New Orleans The trend for advanced countries and economies like the one we have enjoyed in the United States is that the net effect is that we live longer because health care, nutrition and the bounty of modern life extends life expectancy. The gap has traditionally been between developing countries and advanced economies.
It was startling to see an article in my stack of New York Times from my trip to India by Kevin Sack pointing out that there are “widening gaps in life expectancy based on the interwoven variables of income, race, sex, education and geography.” A government funded study by Harvard researchers found a decline in counties in the southern Delta counties of the Deep South, Appalachia, the southern Plains, and in Texas particularly in the counties along the Rio Grande.

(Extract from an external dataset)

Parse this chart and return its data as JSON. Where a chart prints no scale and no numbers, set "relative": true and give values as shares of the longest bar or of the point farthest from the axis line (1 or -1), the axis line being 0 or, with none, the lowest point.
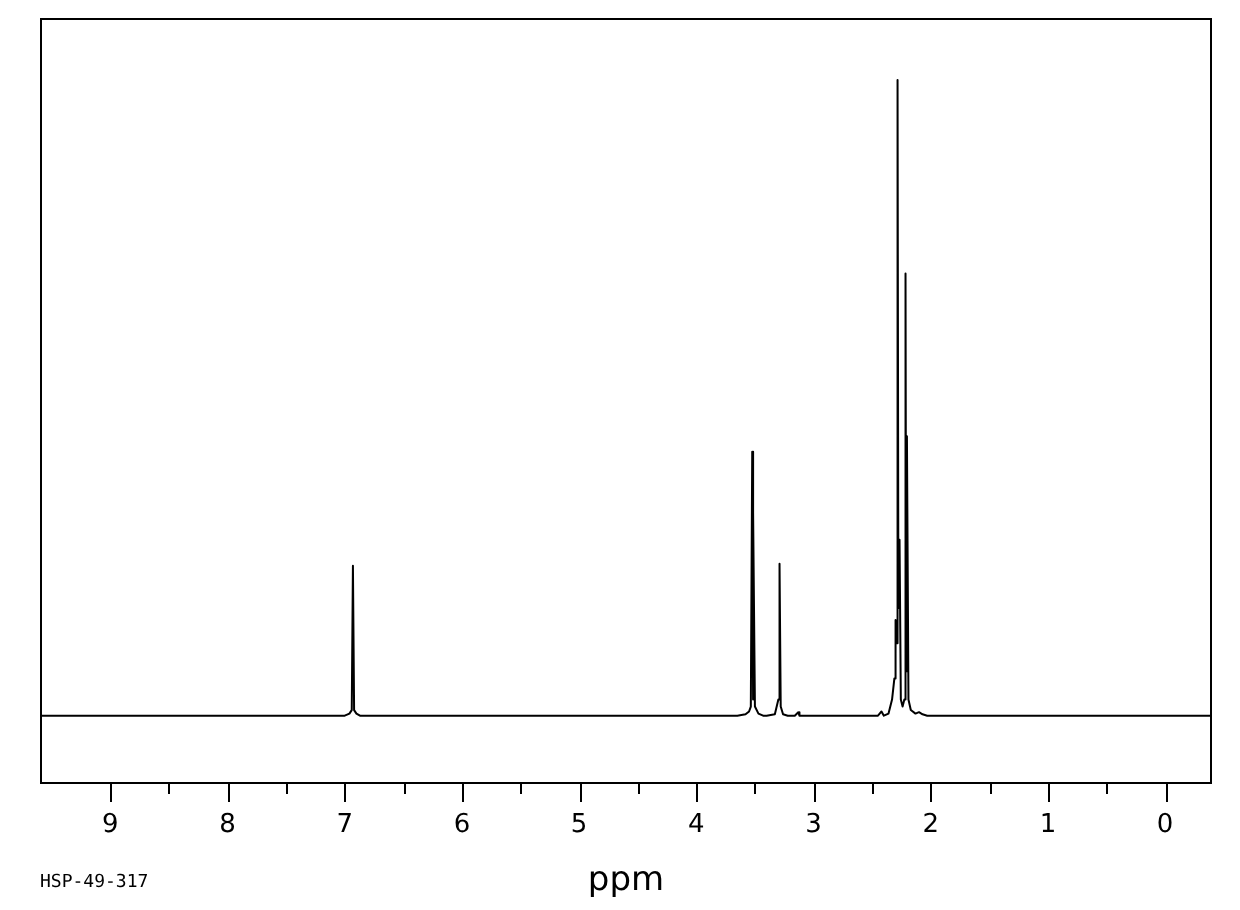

Diabetes, lung diseases, and cancer were the big killers pushed along by smoking, obesity, and hypertension. Majid Ezzati, one of the authors, noted that “The line of excuse that we can live with inequality as long as on one is getting worse is just no longer there.”
The Congressional Budget Office director, Peter Orszag, noted that it was “remarkable in an advanced industrial national” to see the declines in some of these areas that are masked by general advances enjoyed by the top end of the wage and wealth scales. The docs also noted that in the US we simply don’t have policies that are aimed at reducing “fundamental socioeconomic inequalities” so we really shouldn’t be surprised.
John Edwards noted frequently that there are two Americas. The one at the bottom turns out to also be dying of poverty and dropping like flies. How can we allow this?